版画で描かれた動物たちは、リスも鹿もクマも猫も…もちろん十二支に入っている動物たちもみんな大きな眼を開けて、神様のお話を熱心に聴いています。神様は立派なお姿…さて、どの動物がどのようにして、神様の御殿にたどり着くのでしょう。
ネズミにだまされる猫の寝ぼけ顔が何とも滑稽です。一生懸命に歩く牛の姿、その上に寝そべっているネズミの姿、あらあら、御殿の扉が開かれると、ひょいと飛び降りて、牛の先をゆくネズミ。「なあに。一ばんに ならなくても、十二ばんまでに はいれば いいんだ。…」と牛は大らかです。それに続く、トラ、ウサギ、蛇、龍、馬…みんな生き生きと描かれています。
いつもは、夜明けを告げるニワトリが一番でなかったのはなぜでしょう。言い訳を聞いて、門番が笑っているように見えます。もうもうと土煙を上げて走ってくる最後の二匹…一体、どうなるのでしょう。それは、この絵本を開いてからのお楽しみです。

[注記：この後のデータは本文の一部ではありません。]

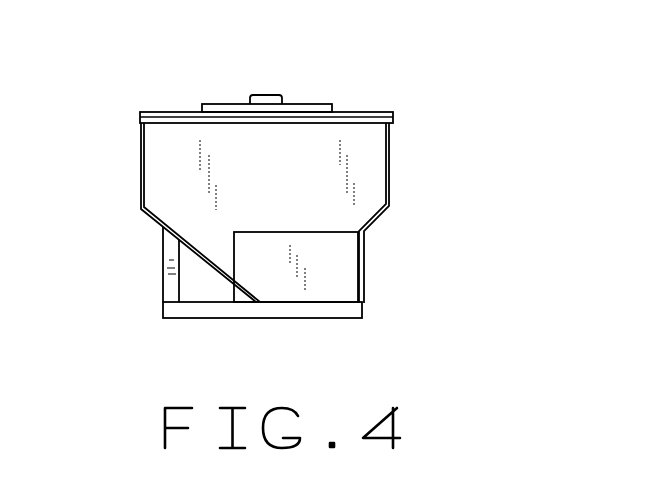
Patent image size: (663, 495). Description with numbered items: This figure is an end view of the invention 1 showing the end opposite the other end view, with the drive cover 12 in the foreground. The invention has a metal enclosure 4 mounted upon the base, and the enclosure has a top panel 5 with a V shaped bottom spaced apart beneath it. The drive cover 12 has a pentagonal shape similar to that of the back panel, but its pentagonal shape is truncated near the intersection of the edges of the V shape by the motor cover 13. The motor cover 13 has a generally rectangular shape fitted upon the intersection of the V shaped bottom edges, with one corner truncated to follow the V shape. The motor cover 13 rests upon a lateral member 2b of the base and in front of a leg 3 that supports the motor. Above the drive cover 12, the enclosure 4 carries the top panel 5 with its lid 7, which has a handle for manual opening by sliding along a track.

The container assembly 1 is at (127, 78).
The top panel 5 is at (174, 113).
The lid 7 is at (270, 93).
The metal enclosure 4 is at (141, 188).
The drive cover 12 is at (353, 177).
The motor cover 13 is at (323, 280).
The support wall 3 is at (163, 273).
The lateral member 2b is at (315, 311).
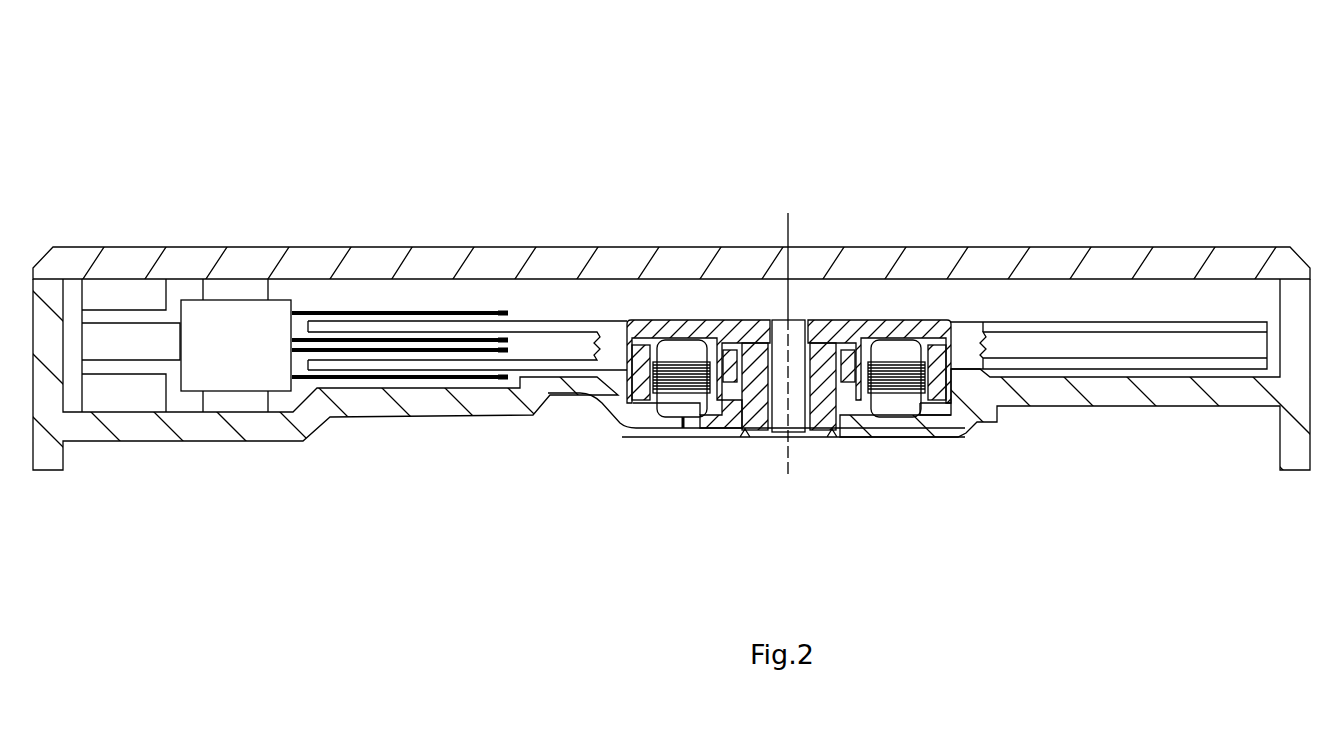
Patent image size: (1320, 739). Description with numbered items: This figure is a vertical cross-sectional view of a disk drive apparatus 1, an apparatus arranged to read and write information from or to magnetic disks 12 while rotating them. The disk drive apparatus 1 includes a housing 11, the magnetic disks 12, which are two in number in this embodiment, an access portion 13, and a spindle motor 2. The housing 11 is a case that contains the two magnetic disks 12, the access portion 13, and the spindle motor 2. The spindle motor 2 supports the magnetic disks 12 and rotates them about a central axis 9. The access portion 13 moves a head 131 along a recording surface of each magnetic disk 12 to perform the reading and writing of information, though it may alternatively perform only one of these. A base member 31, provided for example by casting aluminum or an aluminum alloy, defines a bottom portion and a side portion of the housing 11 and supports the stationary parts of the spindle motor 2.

The disk drive apparatus 1 is at (316, 168).
The spindle motor 2 is at (930, 305).
The central axis 9 is at (787, 225).
The housing 11 is at (1207, 420).
The magnetic disks 12 is at (1157, 363).
The access portion 13 is at (427, 298).
The head 131 is at (513, 460).
The base member 31 is at (1107, 395).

生き生きと描かれた動物たちの絵を見ているだけでも、楽しく、元気が出てくる絵本です。あとがきに、十干と十二支の由来が説明されていますが、子供たちにとっては、各地に伝えられたお話の方がきっと楽しいでしょう。年の初めにお子さんと一緒に十二支の由来のお話を読んでみてはいかがでしょうか。